Le Père Claudio Marano, qui s’est éteint à soixante-douze ans ce 27 juillet, est une figure marquante de l’histoire moderne du Burundi. Ce père xavérien laisse derrière lui une empreinte indélébile dans les cœurs de nombreux jeunes burundais, en particulier ceux des quartiers nords de Bujumbura.
Dans les yeux du Père Marano, il y avait de la sagesse. Ses cheveux et sa barbe blanche donnaient l’impression de faire face à un ange gardien. C’est ce qu’il est devenu aux yeux de nombreux burundais depuis les années 1990. A l’époque, le Burundi est particulièrement rongé par le virus de l’ethnisme. Dans les quartiers de Bujumbura, les adolescents apprennent la haine à bas âge. Les jeunes des quartiers Kamenge, Cibitoke et Ngangara ne font pas exception.
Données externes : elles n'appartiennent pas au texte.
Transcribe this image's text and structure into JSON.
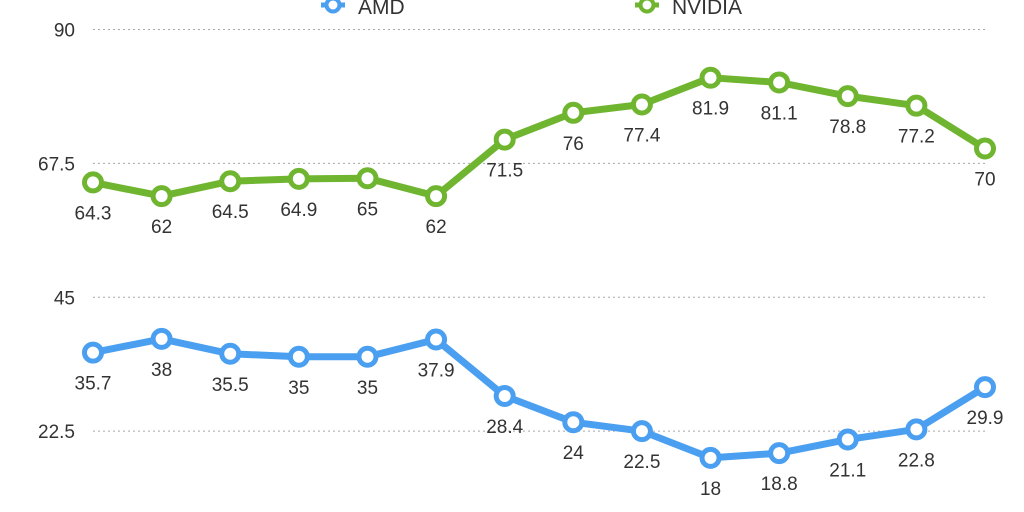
{
  "chart_data": {
    "type": "line",
    "categories": [
      "",
      "",
      "",
      "",
      "",
      "",
      "",
      "",
      "",
      "",
      "",
      "",
      "",
      ""
    ],
    "series": [
      {
        "name": "AMD",
        "color": "#4a9ff0",
        "values": [
          35.7,
          38,
          35.5,
          35,
          35,
          37.9,
          28.4,
          24,
          22.5,
          18,
          18.8,
          21.1,
          22.8,
          29.9
        ]
      },
      {
        "name": "NVIDIA",
        "color": "#6fb52f",
        "values": [
          64.3,
          62,
          64.5,
          64.9,
          65,
          62,
          71.5,
          76,
          77.4,
          81.9,
          81.1,
          78.8,
          77.2,
          70
        ]
      }
    ],
    "yticks": [
      "22.5",
      "45",
      "67.5",
      "90"
    ],
    "ylim": [
      0,
      90
    ],
    "grid": true,
    "legend": "top-center",
    "title": "",
    "xlabel": "",
    "ylabel": ""
  }
}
La création du Centre Jeune Kamenge (CJK) va changer la vie de ces enfants meurtris par la guerre civile. Les adolescents et les jeunes de toutes les ethnies vont se retrouver autour du football, du cinéma ou encore du jeu d’échecs. Bref, le centre créé par le père Claudio Marano deviendra un havre de paix dans lequel ils vont grandir. Ensemble.
Le miracle Marano
« En se baladant, aujourd’hui, au Centre Jeunes Kamenge, sur le mur à côté du Secrétariat, vous pouvez apercevoir des cartes appartenant aux membres décédés et qui n’ont pas pu les récupérer : on peut y lire leurs noms et la cause de leur décès. Pour l’écrasante majorité, il est écrit « Guerre » comme cause de leur disparition. « C’est un travail de mémoire que le centre tient à redonner au monde », explique une des sœurs qui travaillent dans ce centre. ». Ceci est un extrait d’un article de Yaga sur le rôle joué par le CJK dans la promotion de la paix dans le Bujumbura des années 90.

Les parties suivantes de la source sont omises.